Every moment of every day, an avalanche of information is dispersed through countless media sources in a myriad of forms and this without respite, 24/7. This may be one of the most significant changes in our daily lives since, well, forever. It is not that information was not available before of course, but nothing comparable to the sheer quantity and accessibility of ‘news’ we encounter throughout a single day. However, it would be quite easy to trawl the internet for current affairs items, spend the whole day on this and end up more confused and misinformed than when we started. The simple reason is that the news media of course do not just report the news but they also shape it. TOK’s job is to try and highlight the ways in which this happens and why it is so important to be aware of it. The more consciously we identify biases, assumptions and prejudices behind the information we receive and consume, the easier it is to step back and to try and gain our own perspective on events.
Why does this happen in the first place? Human nature being what it is, everything is experienced, seen, understood and presented from a specific perspective. The news media are also of course in the business of being businesses and therefore maximising sales and ‘hits’ is of course high on their list of priorities. In a world where public opinion, informed or misinformed, matters enormously since it will form the basis of their political, social and economic preferences and therefore of their choices and their behaviour, it is essential to know how best to grab their attention and feed their information-needs. Many media companies have allegiances to political parties, interest groups or lobbies, some have an explicitly consumerist approach seeking to encourage the consumption of particular types of products, some are dedicated to titillate or primarily entertain their readers rather than inform them. In order to achieve their goals, news media agencies have to find ever more creative ways of appealing to their target audience in order to manipulate the information effectively. This is after all a hugely competitive market and reaching and keeping your target audience is no small feat.

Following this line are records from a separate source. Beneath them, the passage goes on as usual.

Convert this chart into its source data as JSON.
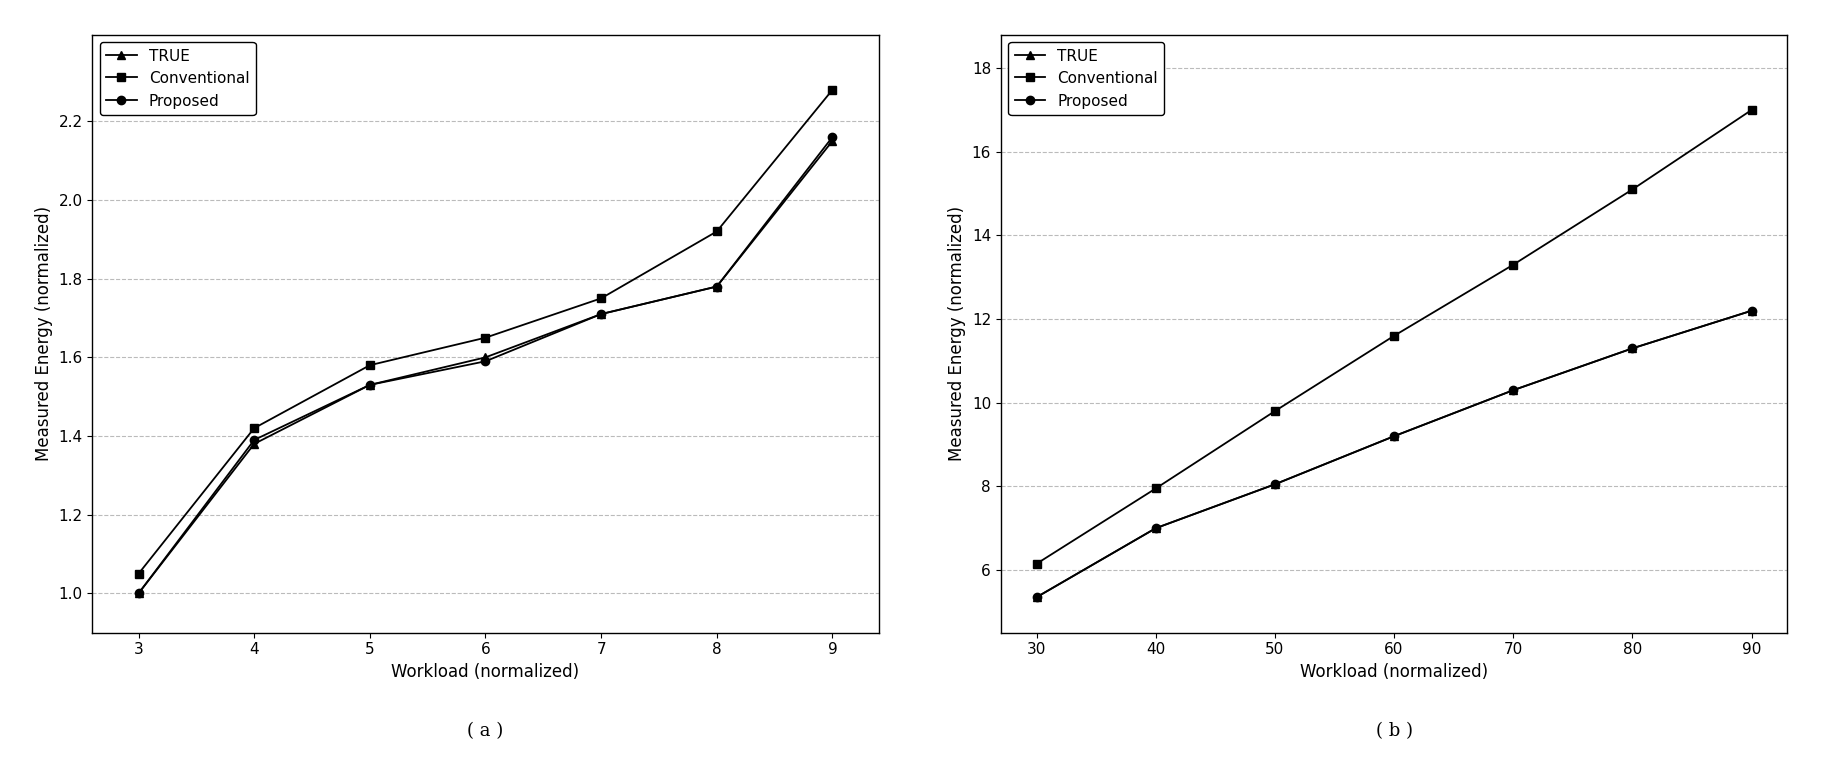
{
  "plot_a": {
    "x": [
      3,
      4,
      5,
      6,
      7,
      8,
      9
    ],
    "true": [
      1.0,
      1.38,
      1.53,
      1.6,
      1.71,
      1.78,
      2.15
    ],
    "conventional": [
      1.05,
      1.42,
      1.58,
      1.65,
      1.75,
      1.92,
      2.28
    ],
    "proposed": [
      1.0,
      1.39,
      1.53,
      1.59,
      1.71,
      1.78,
      2.16
    ],
    "xlabel": "Workload (normalized)",
    "ylabel": "Measured Energy (normalized)",
    "xlim": [
      2.6,
      9.4
    ],
    "ylim": [
      0.9,
      2.42
    ],
    "xticks": [
      3,
      4,
      5,
      6,
      7,
      8,
      9
    ],
    "yticks": [
      1.0,
      1.2,
      1.4,
      1.6,
      1.8,
      2.0,
      2.2
    ],
    "label": "( a )"
  },
  "plot_b": {
    "x": [
      30,
      40,
      50,
      60,
      70,
      80,
      90
    ],
    "true": [
      5.35,
      7.0,
      8.05,
      9.2,
      10.3,
      11.3,
      12.2
    ],
    "conventional": [
      6.15,
      7.95,
      9.8,
      11.6,
      13.3,
      15.1,
      17.0
    ],
    "proposed": [
      5.35,
      7.0,
      8.05,
      9.2,
      10.3,
      11.3,
      12.2
    ],
    "xlabel": "Workload (normalized)",
    "ylabel": "Measured Energy (normalized)",
    "xlim": [
      27,
      93
    ],
    "ylim": [
      4.5,
      18.8
    ],
    "xticks": [
      30,
      40,
      50,
      60,
      70,
      80,
      90
    ],
    "yticks": [
      6,
      8,
      10,
      12,
      14,
      16,
      18
    ],
    "label": "( b )"
  },
  "legend_labels": [
    "TRUE",
    "Conventional",
    "Proposed"
  ],
  "color": "#000000",
  "grid_color": "#bbbbbb",
  "grid_linestyle": "--",
  "marker_true": "^",
  "marker_conv": "s",
  "marker_prop": "o",
  "markersize": 6,
  "linewidth": 1.3,
  "fontsize_label": 12,
  "fontsize_tick": 11,
  "fontsize_legend": 11,
  "fontsize_sublabel": 13
}
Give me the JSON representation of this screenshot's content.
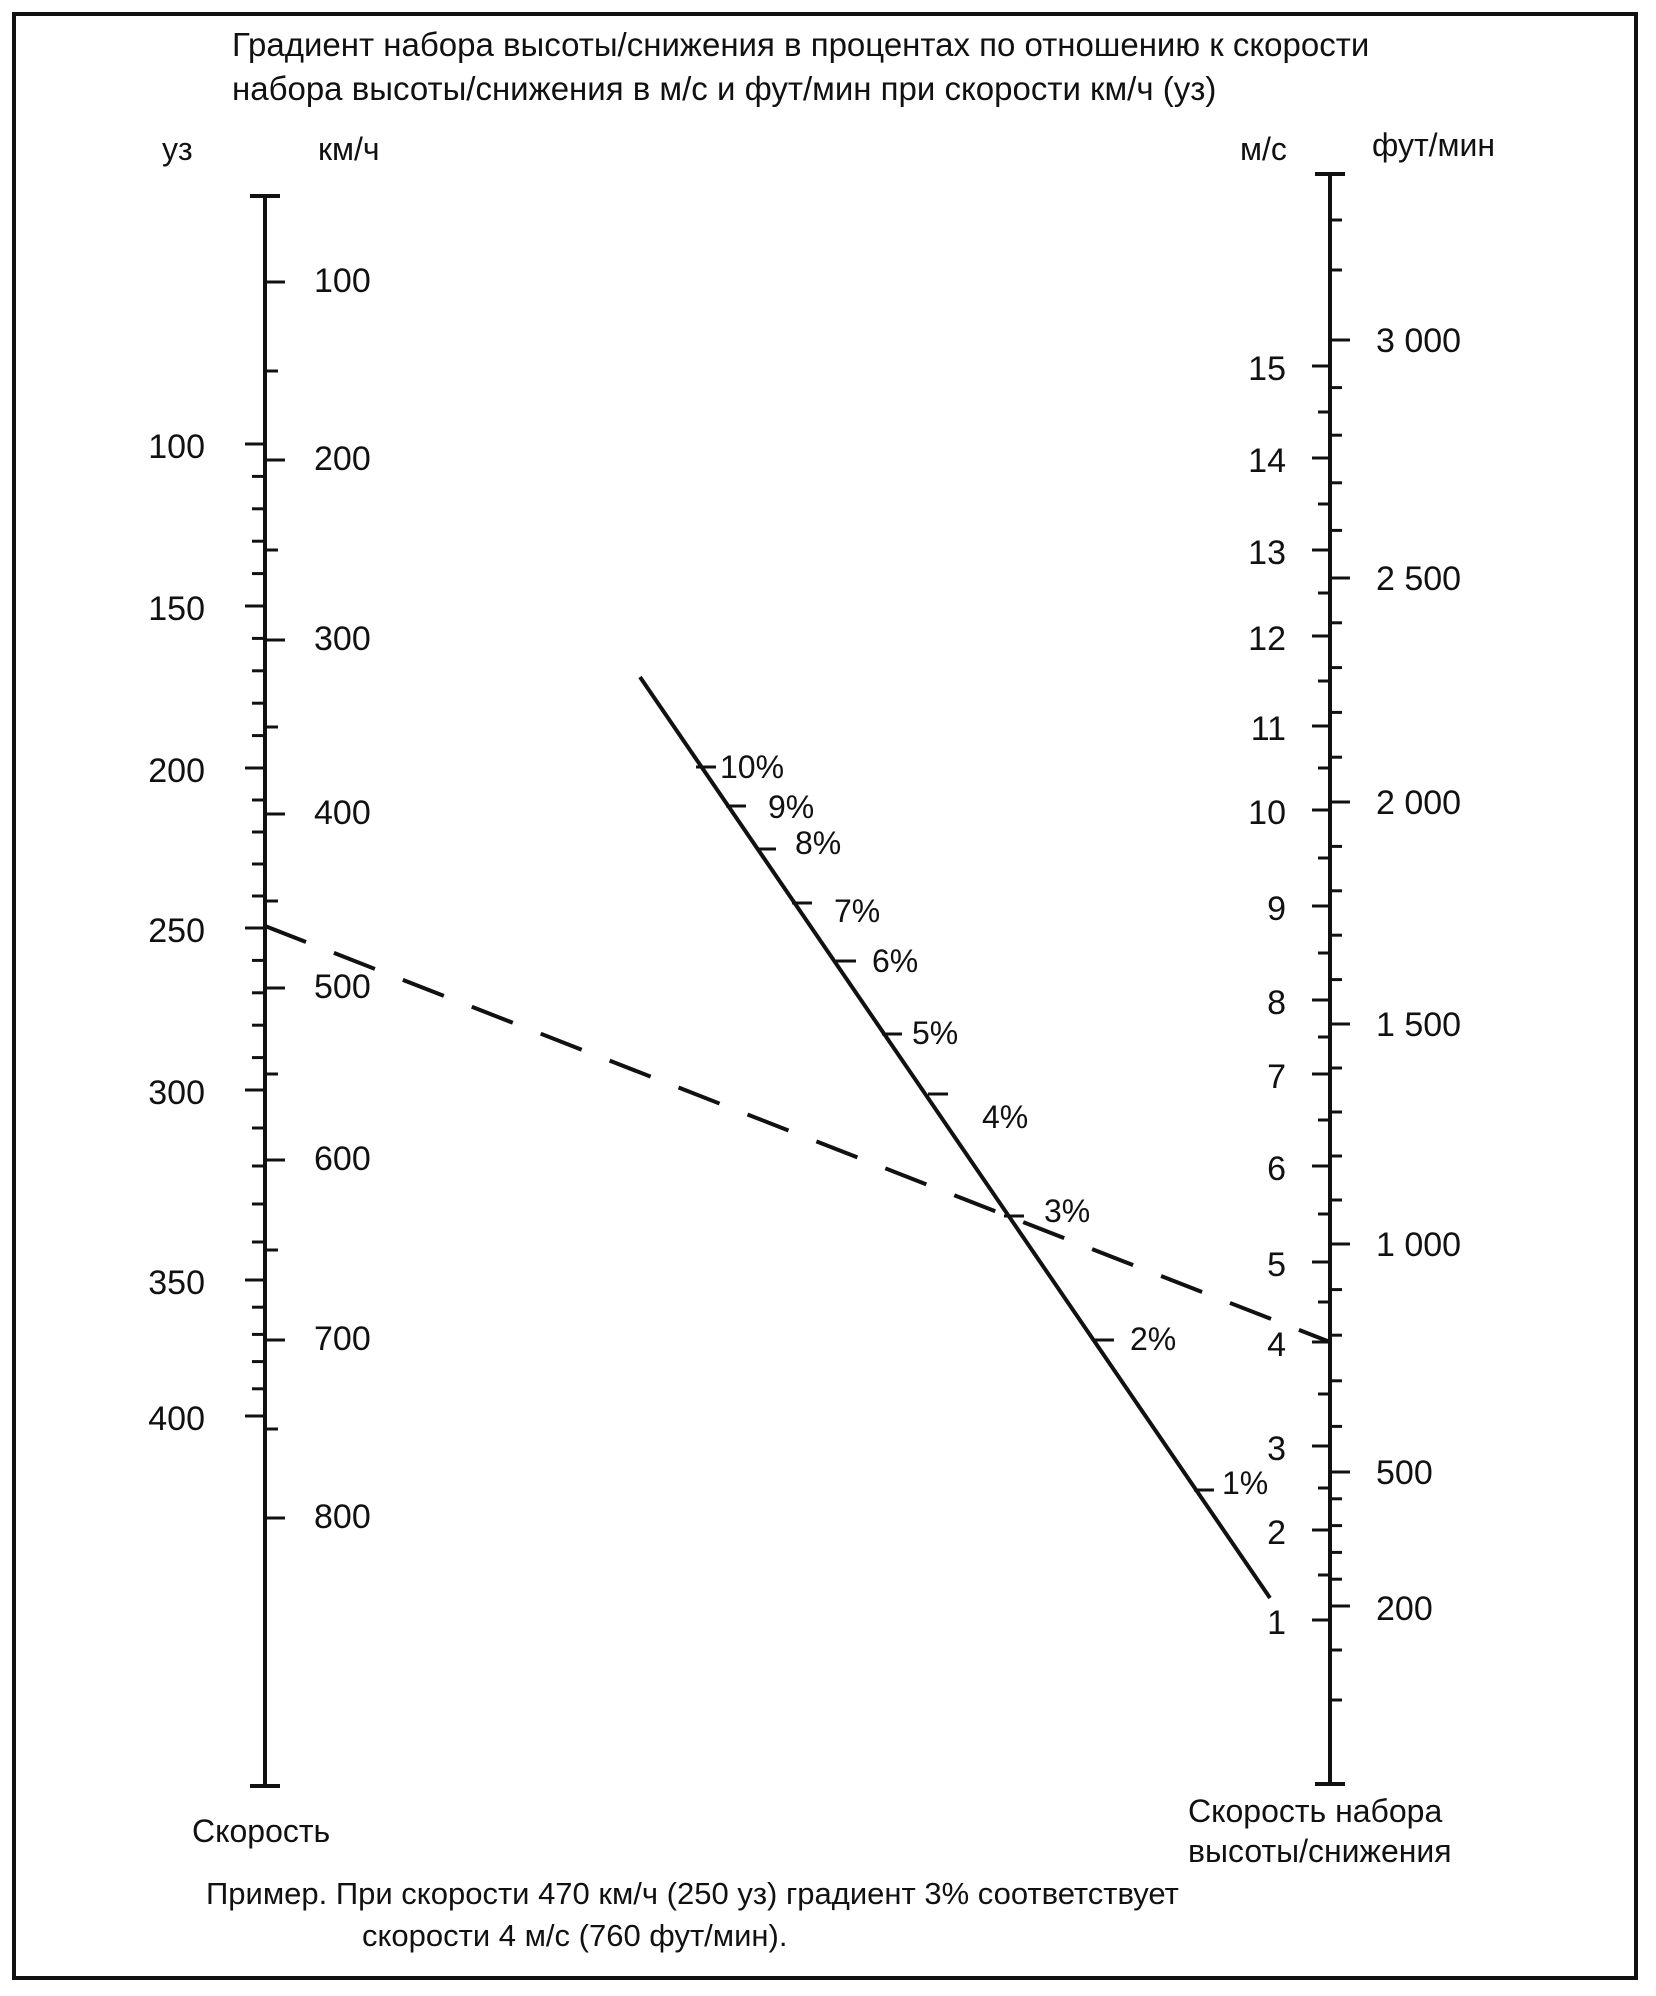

How therefore do they do it?
One of the most effective way of grabbing attention, in an age when we do not spend more than a few seconds considering what is presented to us on our computer screens, is of course the ‘killer headline.’ Headlines are the necessary means to hook your readers/listeners etc… in order to persuade them to follow that link or read that article and turn the next page… There was a time when, particularly in newspapers, headlines where primarily sober and informative rather than declamatory and sensational but this is changing very fast indeed. The need to catch the eye of the potential consumer of news requires that the headline be promising some significant, scandalous or world shattering piece of news; whilst this was the preserve of a particular type of newspapers dismissed as representing the ‘gutter press’, I have noticed a worrying expansion of this trend even in traditionally conservative and serious-minded newspapers especially since many/most of them now have an online version of their hard copy. The pressure to gain ‘hits’ is forcing even the most highly regarded instruments of traditional journalism to ‘sex up’ their coverage.
But the headline is of course just the start. Within any news article you will find that the basic facts, in as much as they can be ascertained, have been selected, presented and interpreted for you. It seems increasingly difficult to make one’s own mind up about anything given the countless ways in which information is changed to suit the agenda of those who pay for this service. Yes, it is amazing that we can know so much about what is going on in the world at the touch of a button, and that wherever and whenever we want; the price to pay it seems though is that those we rely on the most for providing the information we want or need, may in the end be the least reliable sources of all. The sad result is that public discourse is all the poorer for it, as it seems that our ability to make informed decisions is in the hands of those who own and shape the news – the democratization of access to information which the internet seemed to promise, appears to have achieved the opposite.